Peru has introduced a controversial new data retention law that will allow authorities to access user data from telecoms, such as whom they communicate with and for how long and where they are communicating from. Crucially the decree states [Spanish] that location data is no longer a protected private communication under the Peruvian constitution.

Telecom providers in Peru will be required to retain this user data for one year. Authorities can access the data in real time as well as historical location data. Telecoms can also be obliged to retain data for an additional two years.

The Electronic Frontier Foundation reports that the decree was adopted with no public consultation and under legislation covering crime and public safety. The document mentions attempts to stem organised crime, drug trafficking, and illegal logging, but it was passed a day before a public holiday when it could possibly seep through the cracks unnoticed and avoid debate.

Miguel Morachimo, director of NGO Hiperderecho, told the EFF that removing the privacy safeguards for location data is a clear mistake and gives the police too much power to access that data. “The fact that it was directly approved by the Executive Branch without prior debate and in the middle of national holiday season is especially undemocratic,” he said.

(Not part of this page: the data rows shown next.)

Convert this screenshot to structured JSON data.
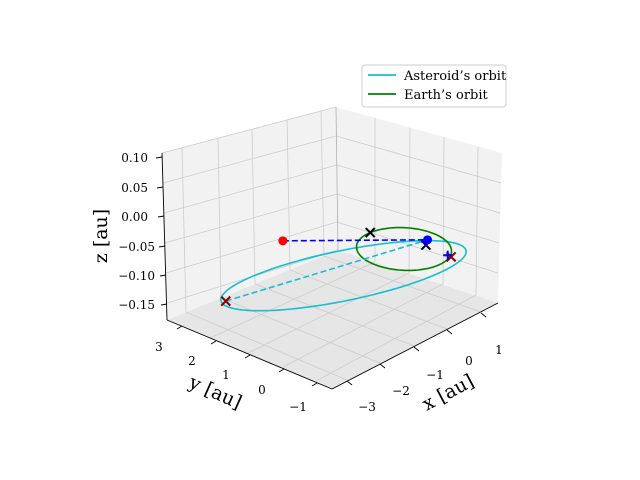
{
  "chart_data": {
    "type": "line3d",
    "title": "",
    "xlabel": "x [au]",
    "ylabel": "y [au]",
    "zlabel": "z [au]",
    "xticks": [
      "−3",
      "−2",
      "−1",
      "0",
      "1"
    ],
    "yticks": [
      "3",
      "2",
      "1",
      "0",
      "−1"
    ],
    "zticks": [
      "0.10",
      "0.05",
      "0.00",
      "−0.05",
      "−0.10",
      "−0.15"
    ],
    "legend_position": "upper-right",
    "grid": true,
    "series": [
      {
        "name": "Asteroid’s orbit",
        "color": "#17becf",
        "style": "solid",
        "center": [
          -0.9,
          0.9,
          -0.05
        ],
        "semi_axis_a": 2.6,
        "semi_axis_b": 1.3,
        "tilt_z": 0.06
      },
      {
        "name": "Earth’s orbit",
        "color": "#008000",
        "style": "solid",
        "center": [
          0.0,
          0.0,
          0.0
        ],
        "radius": 1.0
      }
    ],
    "transfer_legs": [
      {
        "color": "#17becf",
        "style": "dashed",
        "from": [
          -3.0,
          2.3,
          -0.12
        ],
        "to": [
          0.4,
          -0.3,
          0.02
        ]
      },
      {
        "color": "#0000ff",
        "style": "dashed",
        "from": [
          -2.3,
          1.3,
          -0.02
        ],
        "to": [
          0.4,
          -0.3,
          0.02
        ]
      }
    ],
    "markers": [
      {
        "kind": "x",
        "color": "#000000",
        "point": [
          -1.0,
          0.0,
          0.0
        ]
      },
      {
        "kind": "x",
        "color": "#000000",
        "point": [
          0.55,
          -0.1,
          0.02
        ]
      },
      {
        "kind": "x",
        "color": "#8b0000",
        "point": [
          0.9,
          -0.5,
          0.0
        ]
      },
      {
        "kind": "x",
        "color": "#8b0000",
        "point": [
          -3.0,
          2.3,
          -0.12
        ]
      },
      {
        "kind": "dot",
        "color": "#ff0000",
        "point": [
          -2.3,
          1.3,
          -0.02
        ]
      },
      {
        "kind": "dot",
        "color": "#0000ff",
        "point": [
          0.4,
          -0.3,
          0.02
        ]
      },
      {
        "kind": "plus",
        "color": "#0000ff",
        "point": [
          0.45,
          -0.2,
          0.02
        ]
      },
      {
        "kind": "plus",
        "color": "#0000ff",
        "point": [
          0.8,
          -0.5,
          0.0
        ]
      }
    ]
  }
}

One of the biggest bones of contention with the Peruvian law is over geolocation data and removing its privacy safeguards in the face of growing concerns around the sensitivity of such data. In 2011 for example, the EU published its official opinion [PDF] on geolocation data, stating that because smartphones are inextricably linked to their owner, it can provide a “very intimate insight into the private life of the owners”.

“This will leave Peruvian police with access to more precise, more comprehensive, and more pervasive data than would ever have been possible under previous policies,” wrote Global Voices, which criticised the government for ignoring the potential abuses.